SI Units (International System of Units) – Types and Advantages


In electrical and electronics engineering, we must deal with measurable quantities. Therefore, as electrical engineers, we have to communicate in a standard language that all professionals can understand, irrespective of the country in which the measurement is performed. Such a standard language of measurement is the International System of Units or SI System.

In this article, we will study the international system of units, types of SI units, and advantages and disadvantages of the SI system.

What is the International System of Units?

The international system of units, abbreviated as SI units, is a modern form of the metric system. It is the most widely used system of measurement, both in science and engineering. The international system of units was adopted by the General Conference on Weights and Measures in the year 1960.

The international system of units consists of seven base units. Every base unit represents different types of physical quantities. From the seven base units, several other units of measurement can be derived. SI units are common used in electrical and electronics engineering.

SI Units and their Definitions

The seven base units of the international system of units are described below.

Meter

Meter is the SI unit of length. It is represented by the letter m. One meter is defined as the length of the path travelled by light in vacuum in a time interval of 1/299,792,458 seconds.

Kilogram

Kilogram is the SI unit of mass. It is denoted by kg. One kg is defined as the mass of a platinum-iridium cylinder kept in the international bureau of weights and measures, Paris. It was originally defined as the mass of 1 litter of pure water.

Second

Second is the SI unit of time. It is denoted by s. One second is defined as the time taken to complete 9,192,631,770 cycles of the radiation produced by the transition between two levels of the cesium-133 atom.

Kelvin

Kelvin is the Si unit of thermodynamic temperature. It is denoted by the symbol K. One kelvin is defined as the (1/273.16)th of the thermodynamic temperature of the triple point of pure water.

Ampere

Ampere is the SI unit of electric current. It is represented by the symbol A. One ampere is defined as the electric current flowing through two infinitely long parallel wires placed 1 meter apart in vacuum and experience a force of 2 × 10-7 N.

One ampere is also be defined as one Coulomb of electric charge (charge on 6.24 × 1018 electrons) moving past a specific point in one second.

Candela

Candela is the SI unit of luminous intensity. It is denoted by the symbol cd. One candela is defined as the luminous intensity in a given direction of a source of light that emits monochromatic radiation of frequency 540 THz (Tera Hertz) and has a radiant intensity of 1/683 watts per steradian in the same direction.

Mole

Mole is the SI unit of amount of substance. It is denoted by mol. One mole is defined as the amount of substance containing 6.02214076 × 1023 particles.

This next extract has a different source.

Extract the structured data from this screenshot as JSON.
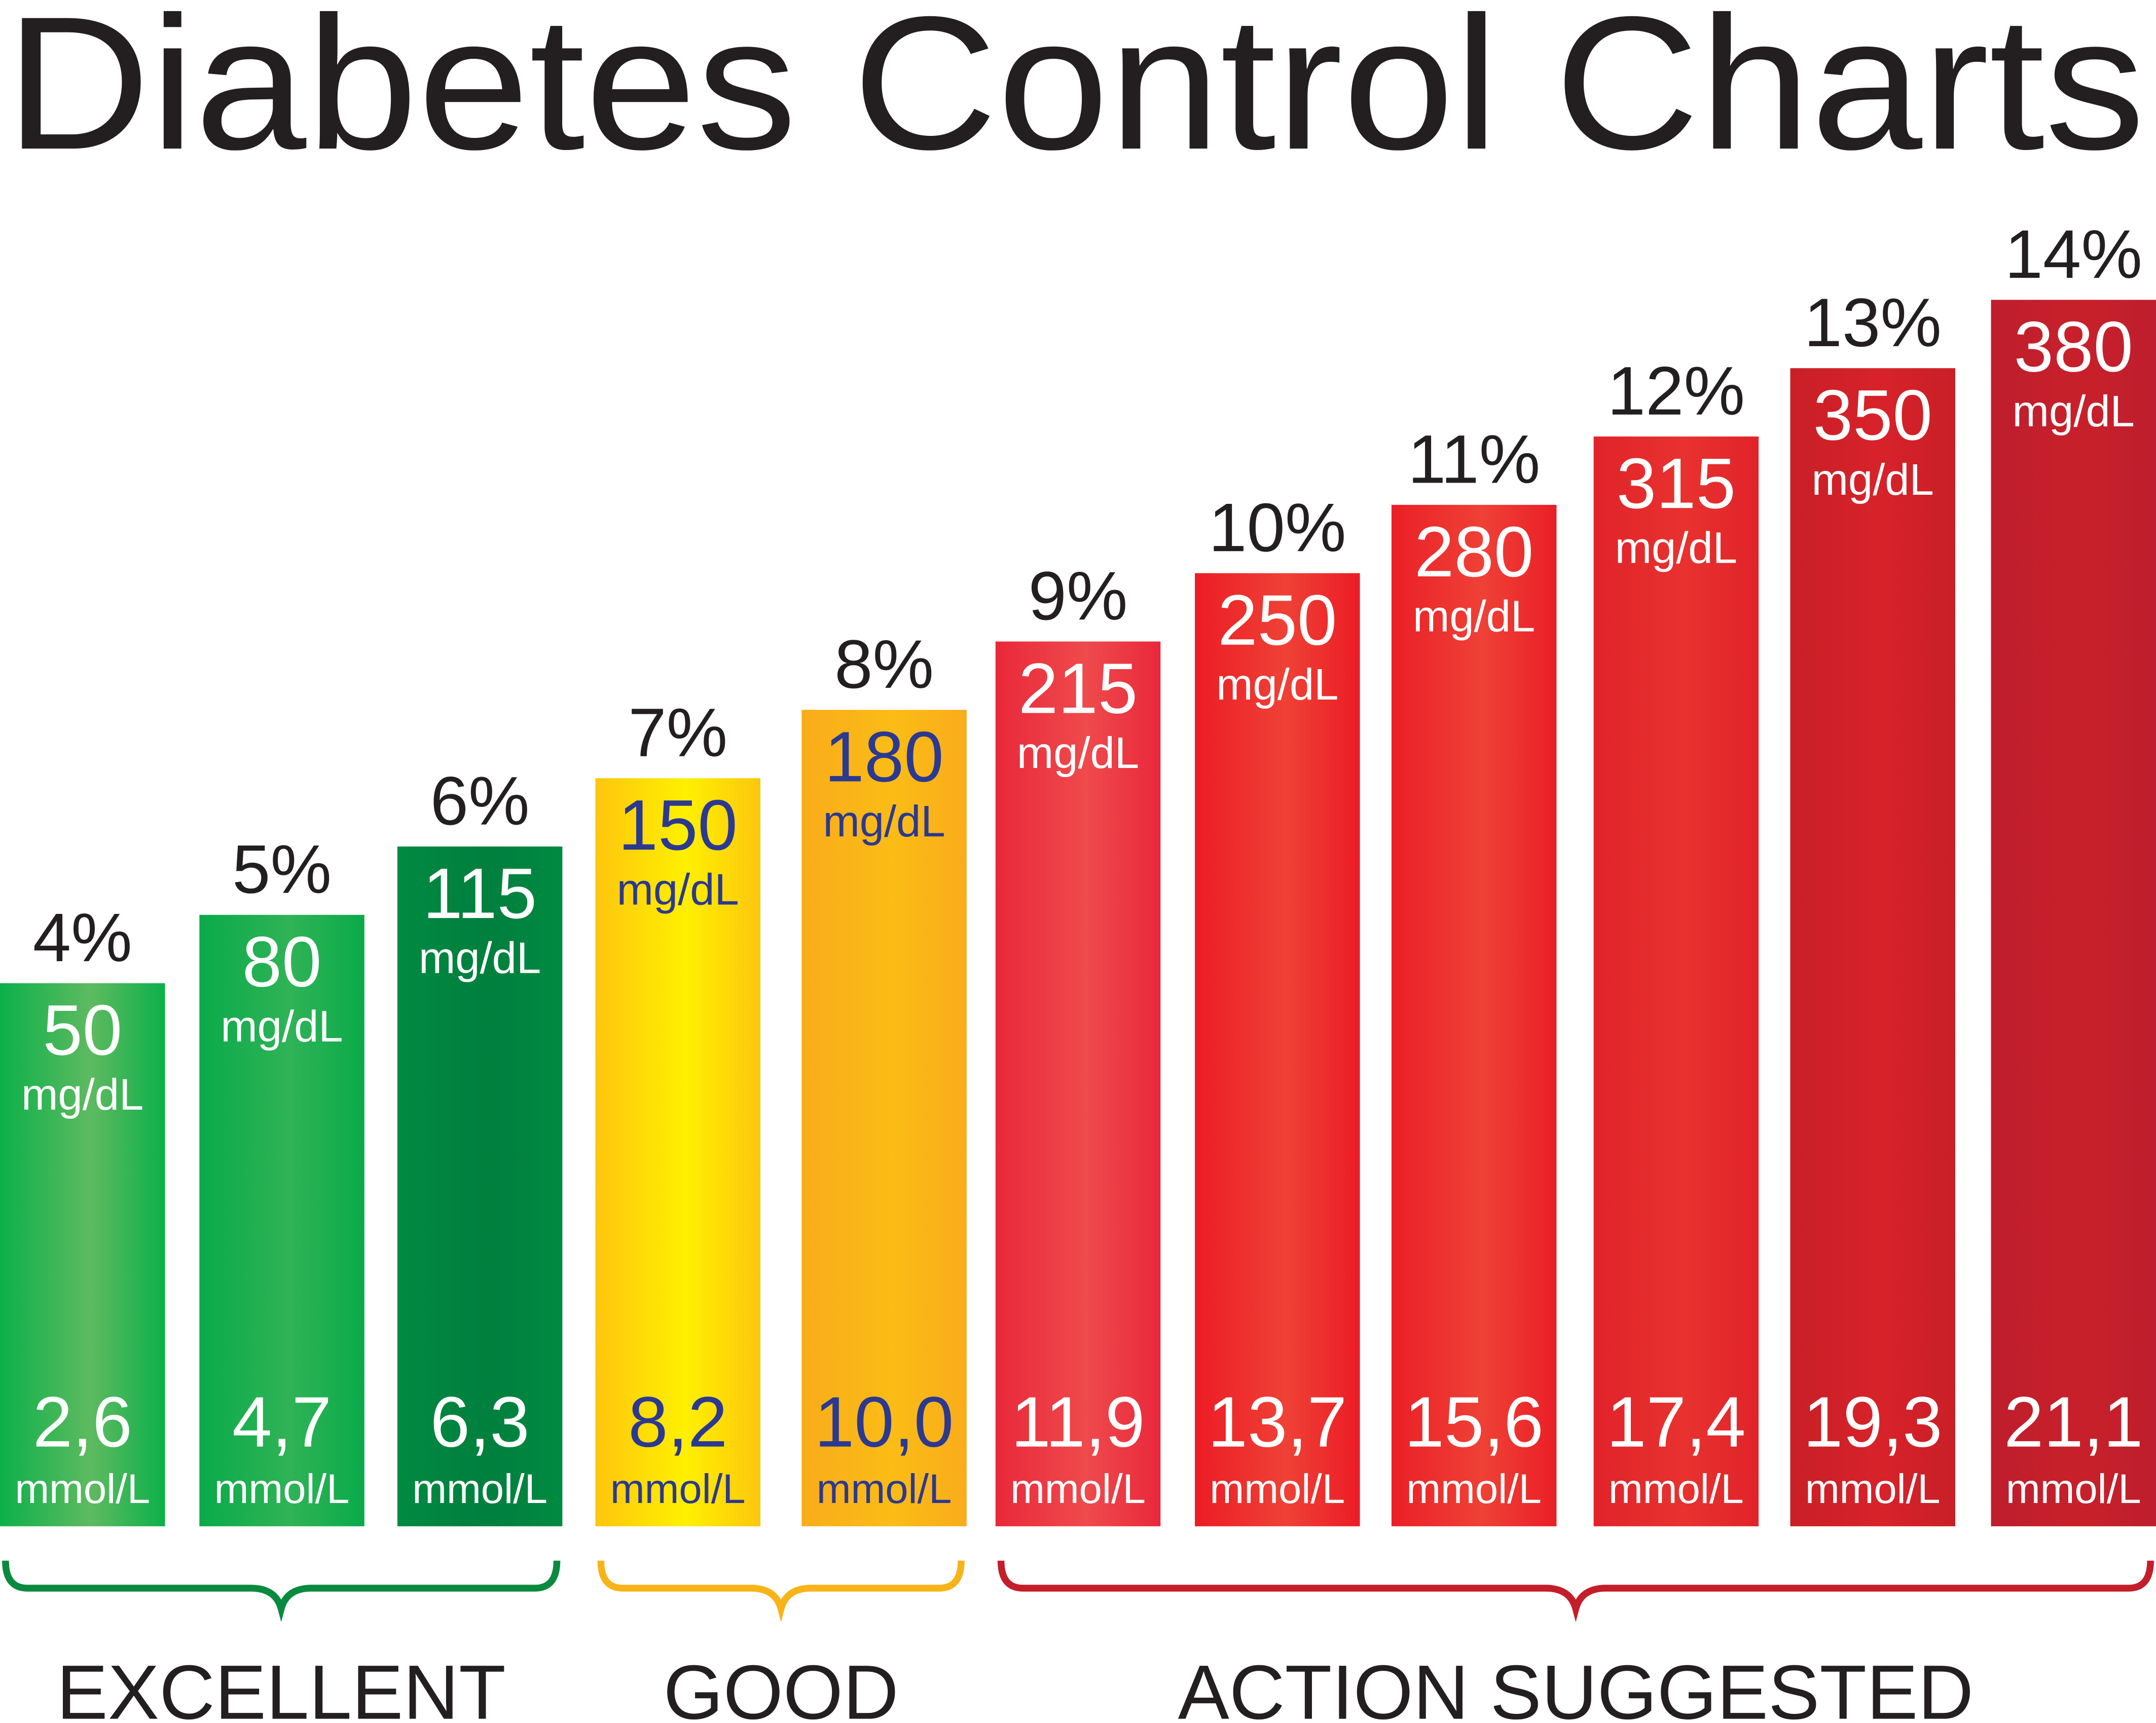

Classification of SI Units

The SI units can be classified into the following three classes −

  • Fundamental Units
  • Supplementary Units
  • Derived Units

Fundamental Units

SI units which are independent and not related to any other unit are known as fundamental unit. The international system of units has seven fundamental units which are given in the following table −

Fundamental Unit Quantity Symbol of Unit
Meter Length M
kilogram Mass Kg
Second Time s
Ampere Electric Current A
Kelvin Thermodynamic Temperature K
Candela Luminous Intensity cd
Mole Amount of Substance mol

Supplementary Units

There are two supplementary units in the international system of units, which are given in the following table −

Supplementary Unit Quantity Description
Radian (rad) Plane Angle One radian is defined as the plane angle subtended from the center of a circle which intercepts an arc whose length is equal to the radius of the circle.
Steradian (sr) Solid Angle One steradian is defined as the solid angle subtended at the center of a sphere by a surface whose area is equal to the square of the radius of the sphere.

Derived Units

SI units of measurement which are derived from the fundamental units, or can be expressed in terms of the fundamental units are known as derived units. In science and engineering, there are several derived units, and it is not possible to list all the derived units in a single article. However, the following table shows some important derived units of physical quantities −

Quantity Unit Symbol of Unit
Electric Charge Coulomb C
Velocity Meter per second m/s
Acceleration Meter per sq. second m/s2
Density Kilogram per cubic meter Kg/m3
Volume Cubic meter m3

Advantages of SI System

Following are the major advantages of using the SI system of units −

  • The SI system is a universal system of units. Thus, it is used in almost every country in the world.

  • The SI system is a metric system that means in this system, quantities can be expressed as the exponents of 10.

  • It is an absolute system of units.

  • The SI system of units assigns only one unit to a particular quantity. Thus, it is a rational system of units.

  • It is a coherent system of units, i.e., it has a set of fundamental units, from which all other units can be derived.